CONCERTO: A garota não
Com | Ensemble de Cordas da Escola Profissional de Música de Espinho
Direcção | Trevor McTait (arranjos de Nuno Peixoto e Francisco Ribeiro)
Auditório de Espinho
14 Out 2023 | sab | 21:30
“Espinho recebe Setúbal para a 38ª jornada do campeonato. O árbitro já avisou que em vez de cartões amarelos e vermelhos levará consigo uma cartolina a dizer “Casa comigo, Sérgio Miendes!”
O Setúbal preparou um alinhamento fortíssimo e vai entrar em palco num esquema de 3 + 15 com o maravilhoso Ensemble de Cordas da Escola Profissional de Música de Espinho. A treinadora justifica a opção do extraordinário número de players com a necessidade de fazer frente à exigente plateia de espinhenses que esgotaram o estádio antes mesmo dos bilhetes terem sido postos à venda (sensacionalismo).”
Foi desta forma - ousada, irreverente, carregada de humor e ironia - que Cátia Mazari Oliveira, A garota não, se fez anunciar na sua vinda a Espinho, para um concerto há muito tempo esgotado. Um concerto que foi, todo ele, um manancial de livre pensamento, feito de químicas e dilúvios, de amores urgentes e canções sem final. Interventiva, contestária, insatisfeita, inquieta, ao longo de quase duas horas A garota não partilhou com o público a força das palavras e a beleza da música, entremeando-as com saborosas histórias onde couberam, entre outros, um cdzito a rodar constantemente e a massacrar clientes de um restaurante “com músicas que não valem uma bufa”, um carola que perfez 50 concertos de A Garota Não (“o que diz muito da sua sanidade mental”), canções do amor que correu bem e canções do amor que correu mal, relações falhadas mas bons amigos, a bancada mais à direita do parlamento substituída por uma bancada de poetas, o futebol filosófico dos Monty Python, os discos do Sérgio Miendes ou a vingança dos técnicos de som.

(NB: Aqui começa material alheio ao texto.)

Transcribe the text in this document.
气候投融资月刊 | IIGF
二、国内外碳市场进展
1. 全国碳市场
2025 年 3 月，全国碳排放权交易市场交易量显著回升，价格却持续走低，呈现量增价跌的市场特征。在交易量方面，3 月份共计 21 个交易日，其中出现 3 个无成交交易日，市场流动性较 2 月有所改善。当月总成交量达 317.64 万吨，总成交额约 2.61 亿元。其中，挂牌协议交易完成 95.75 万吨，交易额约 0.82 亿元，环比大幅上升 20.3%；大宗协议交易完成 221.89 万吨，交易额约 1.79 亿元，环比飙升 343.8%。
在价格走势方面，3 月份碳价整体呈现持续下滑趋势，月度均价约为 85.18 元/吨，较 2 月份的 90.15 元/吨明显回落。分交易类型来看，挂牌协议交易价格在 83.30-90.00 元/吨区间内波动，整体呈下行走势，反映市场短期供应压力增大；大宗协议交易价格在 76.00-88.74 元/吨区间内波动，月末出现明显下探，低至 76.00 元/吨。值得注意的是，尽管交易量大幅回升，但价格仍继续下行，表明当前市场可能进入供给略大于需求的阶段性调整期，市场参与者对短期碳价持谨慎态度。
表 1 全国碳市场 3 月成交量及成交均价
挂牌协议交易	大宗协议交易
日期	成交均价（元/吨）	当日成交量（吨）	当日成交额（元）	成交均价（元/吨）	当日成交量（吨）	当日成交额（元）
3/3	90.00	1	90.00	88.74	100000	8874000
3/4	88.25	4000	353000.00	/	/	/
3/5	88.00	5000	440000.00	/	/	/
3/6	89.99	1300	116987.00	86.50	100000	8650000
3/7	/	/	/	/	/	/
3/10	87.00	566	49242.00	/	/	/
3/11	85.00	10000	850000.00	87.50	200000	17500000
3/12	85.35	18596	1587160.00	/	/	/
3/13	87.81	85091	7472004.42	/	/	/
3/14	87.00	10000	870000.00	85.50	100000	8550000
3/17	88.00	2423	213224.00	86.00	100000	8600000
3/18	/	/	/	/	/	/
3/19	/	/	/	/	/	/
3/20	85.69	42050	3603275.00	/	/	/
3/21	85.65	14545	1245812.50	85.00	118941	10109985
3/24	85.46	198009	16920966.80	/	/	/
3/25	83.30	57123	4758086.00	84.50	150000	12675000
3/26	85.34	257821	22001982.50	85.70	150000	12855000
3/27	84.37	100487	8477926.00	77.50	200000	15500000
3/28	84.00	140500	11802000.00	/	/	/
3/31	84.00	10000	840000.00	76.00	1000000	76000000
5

Na esteira das histórias de A garota não, conto também uma história. Há um mês atrás fui à FNAC. Queria comprar o 2 de Abril, o CD de que tanto se tem falado, não só para poder ouvi-lo sempre que o entendesse mas, também, para poder levá-lo para o concerto e, quem sabe, colher um autógrafo. Na loja disseram-me que não, que nem em vinil, que o 2 de Abril não conheceu suporte físico, apenas nas plataformas digitais poderia ser encontrado. Ontem soube que é falsa a informação. Comprei o CD (comprei também o anterior CD da cantora e ainda o do Sérgio Mendes) e, para espanto meu, vinha assinado e tudo. Importa agora dizer o seguinte: Este disco é todo feito à mão, sai à cantora os olhos da cara. Se ela pusesse os seus discos à venda nas FNAC’s e em lojas assim, “de peso”, ainda teria de pagar para os ter lá. Por isso prefere manter o processo em modo caseiro, tipo trabalhos manuais, “de mãos dadas com uma menina em Setúbal que se chama Ana Polido e que faz deliciosos trabalhos de costura, unidade a unidade.” A liberdade não está à venda. Conquista-se. Mas dá muito trabalho.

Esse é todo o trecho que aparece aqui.